Thread block when using a high flush.size

mavdi commented 7 years ago

I'm setting up a Kafka connect S3 sink with the following configuration

{
    "name": "kafka-s3-sink",
    "config": {
        "tasks.max": 5,
        "format.class": "io.confluent.connect.s3.format.json.JsonFormat",
        "connector.class": "io.confluent.connect.s3.S3SinkConnector",
        "topics": "example-topic",
        "flush.size": 100000,
        "storage.class": "io.confluent.connect.s3.storage.S3Storage",
        "schema.compatibility": "NONE",
        "s3.bucket.name": "foo",
        "s3.region": "us-east-1",
        "s3.part.size": 5242880,
        "rotate.interval.ms": 86400000,
        "partitioner.class": "io.confluent.connect.storage.partitioner.TimeBasedPartitioner",
        "partition.duration.ms": 3600000,
    "locale": "en",
    "timezone": "UTC",
    "path.format": "YYYY-MM-dd-HH-mm-ss",
    "schema.generator.class": "io.confluent.connect.storage.hive.schema.TimeBasedSchemaGenerator"
    }

When setting flush.size to about 10000 everything works. But any number greater than that, seems to hang the connector altogether. I'm saying this because I get the following error:

[2017-10-17 11:05:46,812] WARN failed to publish monitoring message (io.confluent.monitoring.clients.interceptor.MonitoringInterceptor)
org.apache.kafka.common.errors.InterruptException: java.lang.InterruptedException
    at org.apache.kafka.clients.producer.KafkaProducer.doSend(KafkaProducer.java:499)
    at org.apache.kafka.clients.producer.KafkaProducer.send(KafkaProducer.java:440)
    at org.apache.kafka.clients.producer.KafkaProducer.send(KafkaProducer.java:360)
    at io.confluent.monitoring.clients.interceptor.MonitoringInterceptor.publishMonitoringMessage(MonitoringInterceptor.java:255)
    at io.confluent.monitoring.clients.interceptor.MonitoringInterceptor.publishMetrics(MonitoringInterceptor.java:240)
    at io.confluent.monitoring.clients.interceptor.MonitoringInterceptor.publishMetrics(MonitoringInterceptor.java:206)
    at io.confluent.monitoring.clients.interceptor.MonitoringInterceptor.run(MonitoringInterceptor.java:160)
    at java.lang.Thread.run(Thread.java:745)
Caused by: java.lang.InterruptedException
    at java.lang.Object.wait(Native Method)
    at org.apache.kafka.clients.Metadata.awaitUpdate(Metadata.java:156)
    at org.apache.kafka.clients.producer.KafkaProducer.waitOnMetadata(KafkaProducer.java:548)
    at org.apache.kafka.clients.producer.KafkaProducer.doSend(KafkaProducer.java:450)

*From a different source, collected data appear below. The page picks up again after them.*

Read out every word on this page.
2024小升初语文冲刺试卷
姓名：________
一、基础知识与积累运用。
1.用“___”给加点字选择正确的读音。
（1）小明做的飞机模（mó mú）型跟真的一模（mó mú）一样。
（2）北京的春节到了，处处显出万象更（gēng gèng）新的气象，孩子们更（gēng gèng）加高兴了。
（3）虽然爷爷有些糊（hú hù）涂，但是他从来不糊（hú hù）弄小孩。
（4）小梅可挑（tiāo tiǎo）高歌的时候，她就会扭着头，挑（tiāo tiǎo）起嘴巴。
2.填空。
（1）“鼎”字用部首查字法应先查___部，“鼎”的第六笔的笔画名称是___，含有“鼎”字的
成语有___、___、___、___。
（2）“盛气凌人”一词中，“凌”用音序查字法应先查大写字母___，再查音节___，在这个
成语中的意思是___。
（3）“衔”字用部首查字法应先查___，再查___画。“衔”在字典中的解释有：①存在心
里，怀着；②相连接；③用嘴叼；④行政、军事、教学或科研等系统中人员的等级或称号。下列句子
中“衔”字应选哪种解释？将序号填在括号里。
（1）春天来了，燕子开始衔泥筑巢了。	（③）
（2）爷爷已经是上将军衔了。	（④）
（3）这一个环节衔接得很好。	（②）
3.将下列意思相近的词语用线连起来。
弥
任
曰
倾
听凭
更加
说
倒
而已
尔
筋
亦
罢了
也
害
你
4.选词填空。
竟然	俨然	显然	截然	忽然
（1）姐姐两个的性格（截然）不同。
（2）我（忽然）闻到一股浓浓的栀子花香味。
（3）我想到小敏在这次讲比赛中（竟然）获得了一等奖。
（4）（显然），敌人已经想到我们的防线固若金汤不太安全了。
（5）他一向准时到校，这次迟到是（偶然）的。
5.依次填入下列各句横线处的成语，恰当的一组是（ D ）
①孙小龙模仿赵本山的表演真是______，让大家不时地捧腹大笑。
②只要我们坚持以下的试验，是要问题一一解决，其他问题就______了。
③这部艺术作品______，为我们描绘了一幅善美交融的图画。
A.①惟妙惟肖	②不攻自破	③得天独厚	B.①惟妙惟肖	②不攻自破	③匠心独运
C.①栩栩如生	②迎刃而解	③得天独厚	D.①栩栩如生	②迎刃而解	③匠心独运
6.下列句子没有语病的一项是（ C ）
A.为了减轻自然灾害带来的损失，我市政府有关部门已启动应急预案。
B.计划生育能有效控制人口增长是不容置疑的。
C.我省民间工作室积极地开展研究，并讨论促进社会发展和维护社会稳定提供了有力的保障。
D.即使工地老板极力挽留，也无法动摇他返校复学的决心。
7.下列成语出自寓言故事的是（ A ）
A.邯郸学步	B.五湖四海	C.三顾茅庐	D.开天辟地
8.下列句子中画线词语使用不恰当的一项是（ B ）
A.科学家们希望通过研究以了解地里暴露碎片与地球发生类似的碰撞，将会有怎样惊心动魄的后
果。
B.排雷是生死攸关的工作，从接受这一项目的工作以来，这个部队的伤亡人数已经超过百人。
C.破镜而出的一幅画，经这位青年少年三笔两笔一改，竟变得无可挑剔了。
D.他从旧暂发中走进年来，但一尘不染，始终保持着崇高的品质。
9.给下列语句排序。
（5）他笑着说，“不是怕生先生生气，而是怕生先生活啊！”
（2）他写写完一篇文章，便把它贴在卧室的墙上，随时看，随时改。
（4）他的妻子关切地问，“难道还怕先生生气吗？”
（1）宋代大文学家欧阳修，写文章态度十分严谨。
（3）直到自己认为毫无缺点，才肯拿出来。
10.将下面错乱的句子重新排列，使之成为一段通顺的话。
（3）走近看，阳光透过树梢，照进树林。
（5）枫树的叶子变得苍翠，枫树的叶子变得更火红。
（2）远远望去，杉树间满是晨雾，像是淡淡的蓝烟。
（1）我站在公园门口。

Is this a known issue? Any workarounds?

kkonstantine commented 7 years ago

Hi @mavdi

at a first glance, this seems to be an issue with monitoring interceptors and not with the S3 connector itself.

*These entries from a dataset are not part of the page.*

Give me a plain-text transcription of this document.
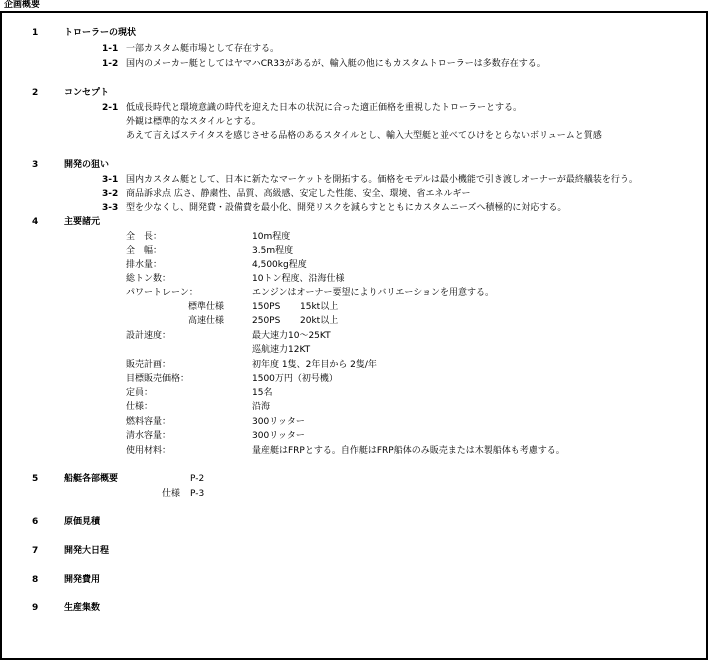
企画概要
1	トローラーの現状
1-1 一部カスタム艇市場として存在する。
1-2 国内のメーカー艇としてはヤマハCR33があるが、輸入艇の他にもカスタムトローラーは多数存在する。
2	コンセプト
2-1 低成長時代と環境意識の時代を迎えた日本の状況に合った適正価格を重視したトローラーとする。
外観は標準的なスタイルとする。
あえて言えばステイタスを感じさせる品格のあるスタイルとし、輸入大型艇と並べてひけをとらないボリュームと質感
3	開発の狙い
3-1 国内カスタム艇として、日本に新たなマーケットを開拓する。価格をモデルは最小機能で引き渡しオーナーが最終艤装を行う。
3-2 商品訴求点 広さ、静粛性、品質、高級感、安定した性能、安全、環境、省エネルギー
3-3 型を少なくし、開発費・設備費を最小化、開発リスクを減らすとともにカスタムニーズへ積極的に対応する。
4	主要諸元
全　長：	10m程度
全　幅：	3.5m程度
排水量：	4,500kg程度
総トン数：	10トン程度、沿海仕様
パワートレーン：	エンジンはオーナー要望によりバリエーションを用意する。
標準仕様	150PS 15kt以上
高速仕様	250PS 20kt以上
設計速度：	最大速力10～25KT
巡航速力12KT
販売計画：	初年度 1隻、2年目から 2隻/年
目標販売価格：	1500万円（初号機）
定員：	15名
仕様：	沿海
燃料容量：	300リッター
清水容量：	300リッター
使用材料：	量産艇はFRPとする。自作艇はFRP船体のみ販売または木製船体も考慮する。
5	船艇各部概要	P-2
仕様 P-3
6	原価見積
7	開発大日程
8	開発費用
9	生産集数
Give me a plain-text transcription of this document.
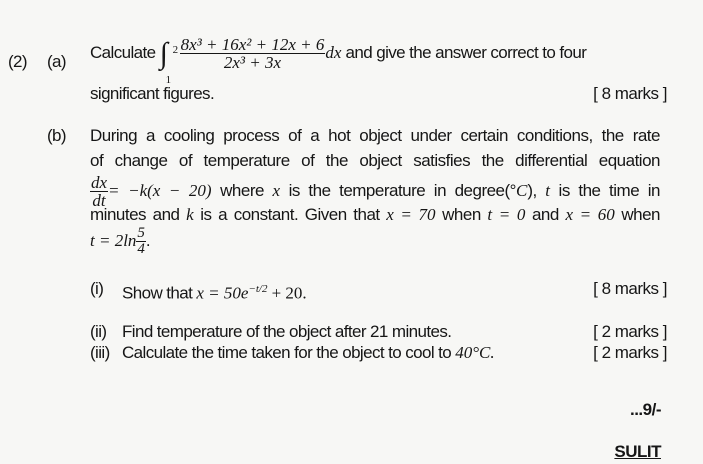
(2) (a) Calculate ∫ 2
1
$\frac{\text{8x³ + 16x² + 12x + 6}}{\text{2x³ + 3x}}$ dx and give the answer correct to four
significant figures.	[ 8 marks ]
(b) During a cooling process of a hot object under certain conditions, the rate
of change of temperature of the object satisfies the differential equation
$\frac{dx}{dt} = -k(x - 20)$ where x is the temperature in degree(°C), t is the time in
minutes and k is a constant. Given that x = 70 when t = 0 and x = 60 when
$t = 2\ln \frac{5}{4}$ .
(i) Show that $x = 50e^{-t/2} + 20$.	[ 8 marks ]
(ii) Find temperature of the object after 21 minutes.	[ 2 marks ]
(iii) Calculate the time taken for the object to cool to 40°C.	[ 2 marks ]
...9/-
SULIT
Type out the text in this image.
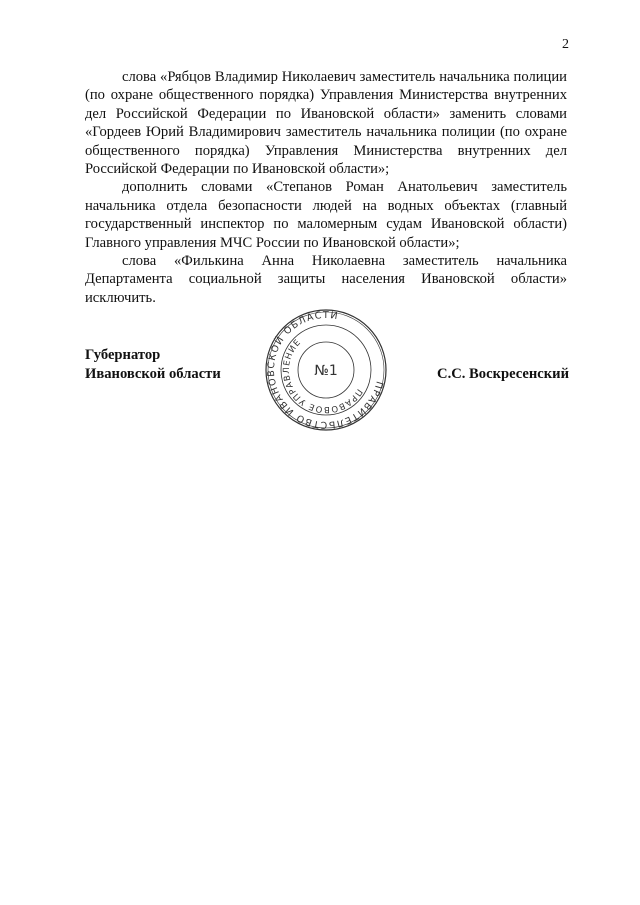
2

слова «Рябцов Владимир Николаевич заместитель начальника полиции (по охране общественного порядка) Управления Министерства внутренних дел Российской Федерации по Ивановской области» заменить словами «Гордеев Юрий Владимирович заместитель начальника полиции (по охране общественного порядка) Управления Министерства внутренних дел Российской Федерации по Ивановской области»;

дополнить словами «Степанов Роман Анатольевич заместитель начальника отдела безопасности людей на водных объектах (главный государственный инспектор по маломерным судам Ивановской области) Главного управления МЧС России по Ивановской области»;

слова «Филькина Анна Николаевна заместитель начальника Департамента социальной защиты населения Ивановской области» исключить.

Губернатор
Ивановской области
ПРАВИТЕЛЬСТВО ИВАНОВСКОЙ ОБЛАСТИ
ПРАВОВОЕ УПРАВЛЕНИЕ
№1	С.С. Воскресенский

Does data export to S3 work without interceptors for this particular flush size?
Can you give a bit more information regarding your deployment or include more related logs? Is this used with Confluent Control Center? The issue seems to be that the interceptor wasn't able to publish monitoring messages.

kkonstantine commented 7 years ago

And some additional information:

You may configure your interceptor's producer by prefixing its properties as mentioned here: https://docs.confluent.io/current/control-center/docs/clients.html#configuration-options
Your interceptor must be closing abruptly because the connector's consumer is closing unexpectedly. Thus, we'd need more logs to begin with.
Again, it'd be good to know if you can export at this flush.size without interceptors.
You might need to increase the verbosity of the log level (set to debug or trace, focus on specific loggers by keeping some irrelevant loggers to info or debug levels).

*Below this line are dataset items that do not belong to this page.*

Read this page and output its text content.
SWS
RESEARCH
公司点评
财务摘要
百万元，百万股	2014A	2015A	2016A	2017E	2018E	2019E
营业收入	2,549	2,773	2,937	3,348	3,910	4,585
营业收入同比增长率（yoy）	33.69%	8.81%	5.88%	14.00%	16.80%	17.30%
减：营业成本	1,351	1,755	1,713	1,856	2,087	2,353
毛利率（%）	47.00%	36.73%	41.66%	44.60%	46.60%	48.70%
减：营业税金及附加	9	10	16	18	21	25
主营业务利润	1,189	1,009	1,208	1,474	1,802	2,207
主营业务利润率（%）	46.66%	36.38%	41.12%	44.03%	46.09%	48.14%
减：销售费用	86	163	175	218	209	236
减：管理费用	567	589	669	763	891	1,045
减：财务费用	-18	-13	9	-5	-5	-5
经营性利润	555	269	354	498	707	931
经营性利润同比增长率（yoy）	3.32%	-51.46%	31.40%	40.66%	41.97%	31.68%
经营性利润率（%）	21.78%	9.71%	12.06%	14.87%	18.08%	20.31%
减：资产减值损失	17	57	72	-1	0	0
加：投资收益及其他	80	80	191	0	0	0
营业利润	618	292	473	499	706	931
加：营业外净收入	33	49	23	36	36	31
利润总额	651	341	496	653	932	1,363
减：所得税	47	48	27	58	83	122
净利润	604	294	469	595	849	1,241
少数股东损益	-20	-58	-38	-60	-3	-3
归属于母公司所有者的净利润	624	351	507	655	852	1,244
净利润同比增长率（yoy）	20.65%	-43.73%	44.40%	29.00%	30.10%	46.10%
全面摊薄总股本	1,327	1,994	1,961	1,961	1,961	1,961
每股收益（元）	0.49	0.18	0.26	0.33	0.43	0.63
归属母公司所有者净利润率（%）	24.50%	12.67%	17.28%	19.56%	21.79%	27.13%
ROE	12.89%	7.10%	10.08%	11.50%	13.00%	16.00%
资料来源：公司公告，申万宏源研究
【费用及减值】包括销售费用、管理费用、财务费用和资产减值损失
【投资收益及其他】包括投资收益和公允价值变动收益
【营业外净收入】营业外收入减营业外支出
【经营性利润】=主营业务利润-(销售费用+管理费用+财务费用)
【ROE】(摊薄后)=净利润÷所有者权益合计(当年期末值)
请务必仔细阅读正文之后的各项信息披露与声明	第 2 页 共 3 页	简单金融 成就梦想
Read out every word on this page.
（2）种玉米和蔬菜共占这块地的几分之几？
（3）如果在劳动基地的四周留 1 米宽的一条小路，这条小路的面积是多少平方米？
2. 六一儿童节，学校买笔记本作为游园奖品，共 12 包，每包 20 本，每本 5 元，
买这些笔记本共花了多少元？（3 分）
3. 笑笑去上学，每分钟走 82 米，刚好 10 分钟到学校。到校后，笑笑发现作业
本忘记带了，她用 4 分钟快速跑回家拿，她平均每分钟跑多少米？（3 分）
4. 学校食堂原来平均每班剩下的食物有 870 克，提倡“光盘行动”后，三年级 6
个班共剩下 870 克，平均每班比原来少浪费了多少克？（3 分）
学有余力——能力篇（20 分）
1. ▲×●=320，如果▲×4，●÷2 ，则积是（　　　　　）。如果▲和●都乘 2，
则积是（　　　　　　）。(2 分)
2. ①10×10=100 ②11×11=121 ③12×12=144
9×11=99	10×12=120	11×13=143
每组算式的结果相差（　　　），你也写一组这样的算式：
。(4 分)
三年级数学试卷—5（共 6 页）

mavdi commented 7 years ago

I've removed the interceptors and it seems to have allowed me to increase flush.size to 40000.

Anything beyond that still fails. I get a strange error:

 WARN Commit of WorkerSinkTask{id=kafka-s3-sink-time20-0} offsets timed out

Not using Confluent Control Center

mavdi commented 7 years ago

Again, hit and miss kind of errors. I can't make any concise picture of what's going on..

[2017-10-18 09:29:18,749] WARN Aborting multi-part upload with id 'z5wjp1k4gZvSEHiGAh3OQC_bhI9CUOybf8x._xvuWtOqOOkgc8gVeX1h3AEUrlgjWLQHe9.GXAI9OKrx3jwV72xNgV9vzGXu0R83IughQLs9gdbWU19BTQatOg9QEsUazu_V1H8B37ncZtKNhyMgp77wk1TJ2dWGYUUmIDdFByo-' (io.confluent.connect.s3.storage.S3OutputStream)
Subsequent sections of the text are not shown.